In 1936, he was hired as a research chemist by E.I. du Pont de Nemours and Company at its Jackson Laboratory in Deepwater, New Jersey.

In 1938, while attempting to make a new chlorofluorocarbon refrigerant, Plunkett's laboratory team discovered polytetrafluoroethylene (PTFE), better known as Teflon. In New York City in April 1986, Plunkett shared the story of his accidental discovery at the spring meeting of the American Chemical Society national meeting in the History of Chemistry section. His story was published in the Symposium Proceedings:

On the morning of April 6, 1938, Jack Rebok, my assistant, selected one of the TFE cylinders that we had been using the previous day and set up the apparatus ready to go. When he opened the valve—to let the TFE gas flow under its own pressure from the cylinder—nothing happened...We were in a quandary. I couldn't think of anything else to do under the circumstances, so we unscrewed the valve from the cylinder. By this time it was pretty clear that there wasn't any gas left. I carefully tipped the cylinder upside down, and out came a whitish powder down onto the lab bench. We scraped around some with the wire inside the cylinder...to get some more of the powder. What I got out that way certainly didn't add up, so I knew there must be more, inside. Finally...we decided to cut open the cylinder. When we did, we found more of the powder packed onto the bottom and lower sides of the cylinder.

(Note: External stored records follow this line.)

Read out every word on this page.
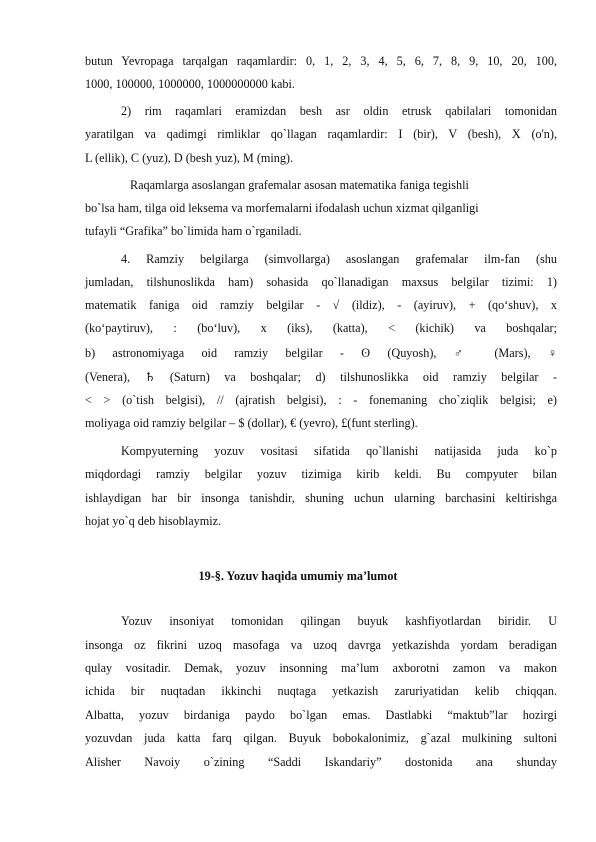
butun Yevropaga tarqalgan raqamlardir: 0, 1, 2, 3, 4, 5, 6, 7, 8, 9, 10, 20, 100,
1000, 100000, 1000000, 1000000000 kabi.
2) rim raqamlari eramizdan besh asr oldin etrusk qabilalari tomonidan
yaratilgan va qadimgi rimliklar qo`llagan raqamlardir: I (bir), V (besh), X (o'n),
L (ellik), C (yuz), D (besh yuz), M (ming).
Raqamlarga asoslangan grafemalar asosan matematika faniga tegishli
bo`lsa ham, tilga oid leksema va morfemalarni ifodalash uchun xizmat qilganligi
tufayli “Grafika” bo`limida ham o`rganiladi.
4. Ramziy belgilarga (simvollarga) asoslangan grafemalar ilm-fan (shu
jumladan, tilshunoslikda ham) sohasida qo`llanadigan maxsus belgilar tizimi: 1)
matematik faniga oid ramziy belgilar - √ (ildiz), - (ayiruv), + (qo‘shuv), x
(ko‘paytiruv), : (bo‘luv), x (iks), (katta), < (kichik) va boshqalar;
b) astronomiyaga oid ramziy belgilar - ʘ (Quyosh), ♂ (Mars), ♀
(Venera), ♄ (Saturn) va boshqalar; d) tilshunoslikka oid ramziy belgilar -
< > (o`tish belgisi), // (ajratish belgisi), : - fonemaning cho`ziqlik belgisi; e)
moliyaga oid ramziy belgilar – $ (dollar), € (yevro), £(funt sterling).
Kompyuterning yozuv vositasi sifatida qo`llanishi natijasida juda ko`p
miqdordagi ramziy belgilar yozuv tizimiga kirib keldi. Bu compyuter bilan
ishlaydigan har bir insonga tanishdir, shuning uchun ularning barchasini keltirishga
hojat yo`q deb hisoblaymiz.
19-§. Yozuv haqida umumiy ma’lumot
Yozuv insoniyat tomonidan qilingan buyuk kashfiyotlardan biridir. U
insonga oz fikrini uzoq masofaga va uzoq davrga yetkazishda yordam beradigan
qulay vositadir. Demak, yozuv insonning ma’lum axborotni zamon va makon
ichida bir nuqtadan ikkinchi nuqtaga yetkazish zaruriyatidan kelib chiqqan.
Albatta, yozuv birdaniga paydo bo`lgan emas. Dastlabki “maktub”lar hozirgi
yozuvdan juda katta farq qilgan. Buyuk bobokalonimiz, g`azal mulkining sultoni
Alisher Navoiy o`zining “Saddi Iskandariy” dostonida ana shunday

The tetrafluoroethylene in the container had polymerized into polytetrafluoroethylene, a waxy solid with that was found to have had properties such as resistance to corrosion, low surface friction, and high heat resistance.

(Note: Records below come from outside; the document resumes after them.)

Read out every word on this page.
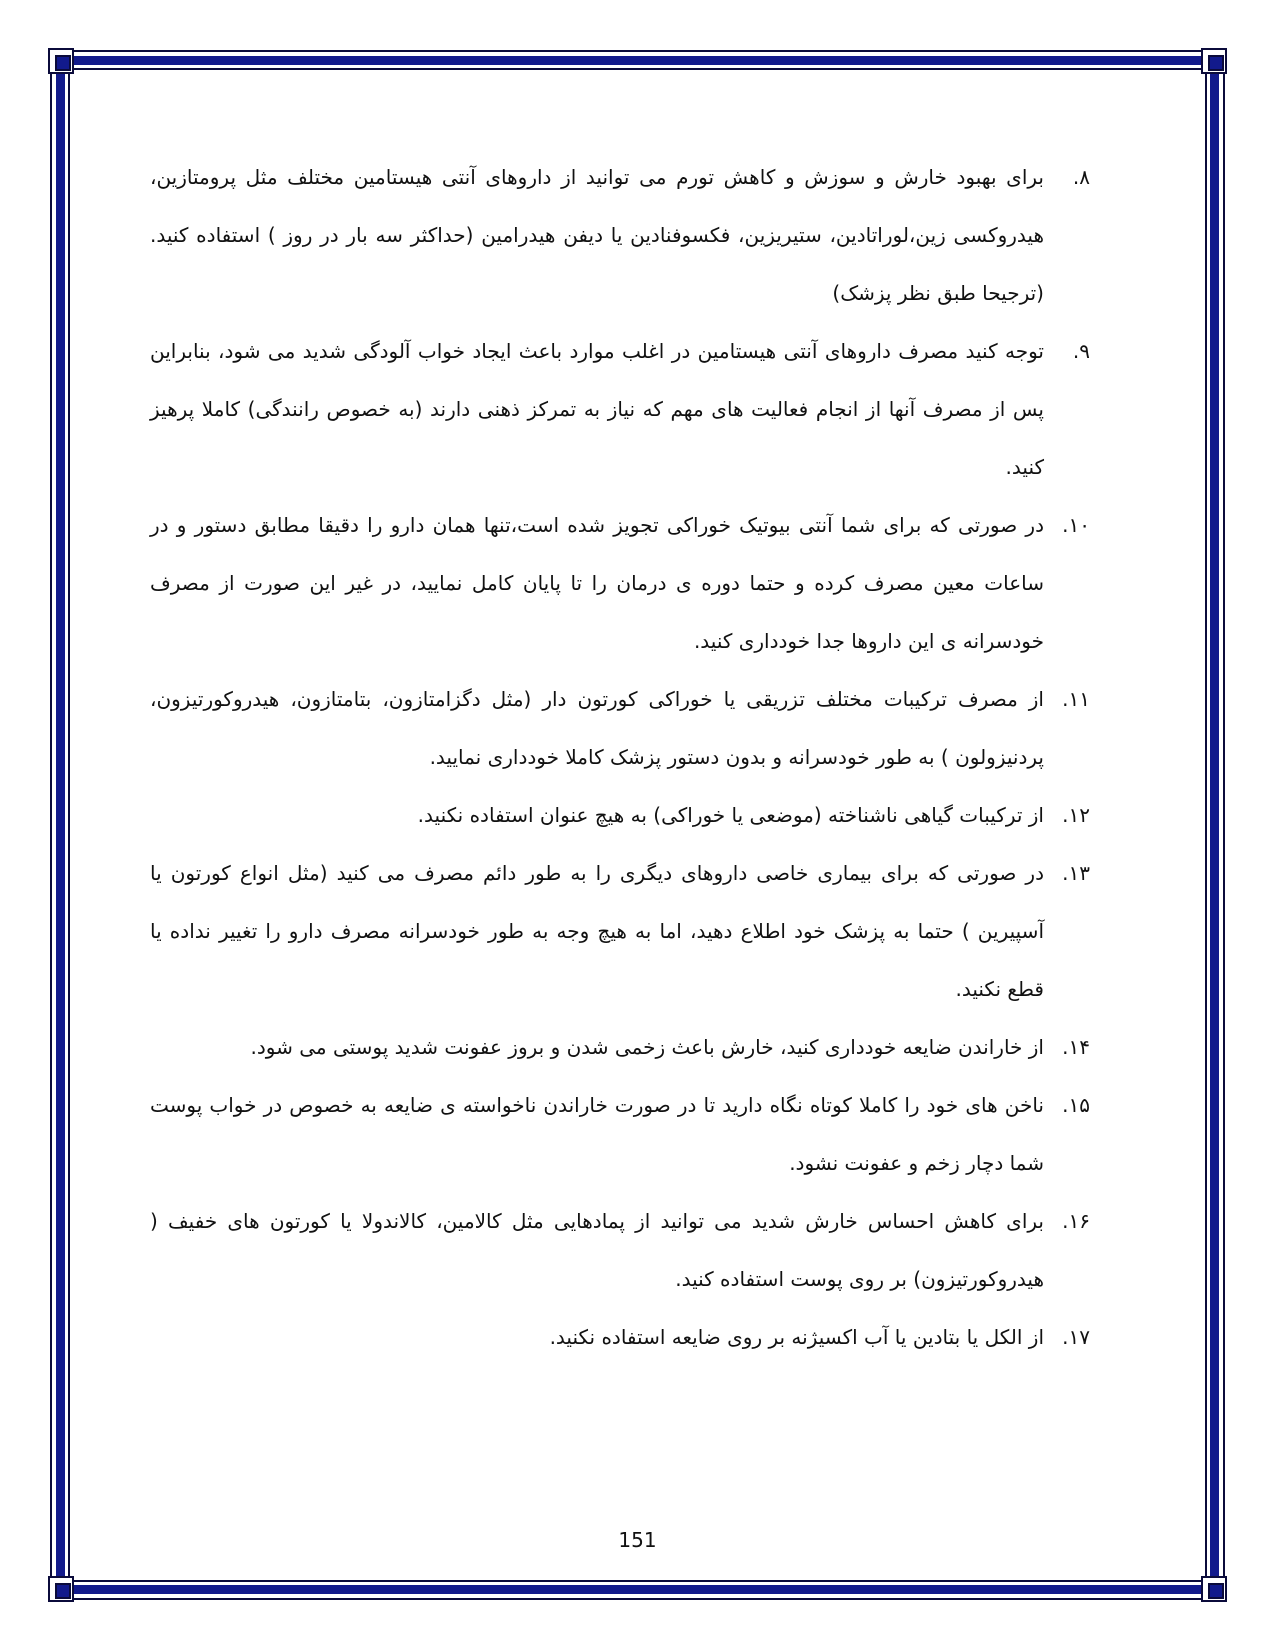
۸.
برای بهبود خارش و سوزش و کاهش تورم می توانید از داروهای آنتی هیستامین مختلف مثل پرومتازین، هیدروکسی زین،لوراتادین، ستیریزین، فکسوفنادین یا دیفن هیدرامین (حداکثر سه بار در روز ) استفاده کنید.(ترجیحا طبق نظر پزشک)
۹.
توجه کنید مصرف داروهای آنتی هیستامین در اغلب موارد باعث ایجاد خواب آلودگی شدید می شود، بنابراین پس از مصرف آنها از انجام فعالیت های مهم که نیاز به تمرکز ذهنی دارند (به خصوص رانندگی) کاملا پرهیز کنید.
۱۰.
در صورتی که برای شما آنتی بیوتیک خوراکی تجویز شده است،تنها همان دارو را دقیقا مطابق دستور و در ساعات معین مصرف کرده و حتما دوره ی درمان را تا پایان کامل نمایید، در غیر این صورت از مصرف خودسرانه ی این داروها جدا خودداری کنید.
۱۱.
از مصرف ترکیبات مختلف تزریقی یا خوراکی کورتون دار (مثل دگزامتازون، بتامتازون، هیدروکورتیزون، پردنیزولون ) به طور خودسرانه و بدون دستور پزشک کاملا خودداری نمایید.
۱۲.
از ترکیبات گیاهی ناشناخته (موضعی یا خوراکی) به هیچ عنوان استفاده نکنید.
۱۳.
در صورتی که برای بیماری خاصی داروهای دیگری را به طور دائم مصرف می کنید (مثل انواع کورتون یا آسپیرین ) حتما به پزشک خود اطلاع دهید، اما به هیچ وجه به طور خودسرانه مصرف دارو را تغییر نداده یا قطع نکنید.
۱۴.
از خاراندن ضایعه خودداری کنید، خارش باعث زخمی شدن و بروز عفونت شدید پوستی می شود.
۱۵.
ناخن های خود را کاملا کوتاه نگاه دارید تا در صورت خاراندن ناخواسته ی ضایعه به خصوص در خواب پوست شما دچار زخم و عفونت نشود.
۱۶.
برای کاهش احساس خارش شدید می توانید از پمادهایی مثل کالامین، کالاندولا یا کورتون های خفیف ( هیدروکورتیزون) بر روی پوست استفاده کنید.
۱۷.
از الکل یا بتادین یا آب اکسیژنه بر روی ضایعه استفاده نکنید.
151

Later in his career, Plunkett was the chief chemist involved in the production of tetraethyllead, an antiknock agent that made gasoline "leaded," later discontinued over concerns about the toxic effects of lead. After that, he directed the production of Freon, DuPont's brand name for chlorofluorocarbon refrigerant. He retired in 1975.

==Awards==
In 1951, Plunkett received the John Scott Medal from the city of Philadelphia for an invention promoting the "comfort, welfare, and happiness of humankind". Attendees were given a Teflon-coated muffin tin to take home. Other awards and honors followed. Plunkett was inducted into the Plastics Hall of Fame in 1973 and the National Inventors Hall of Fame in 1985.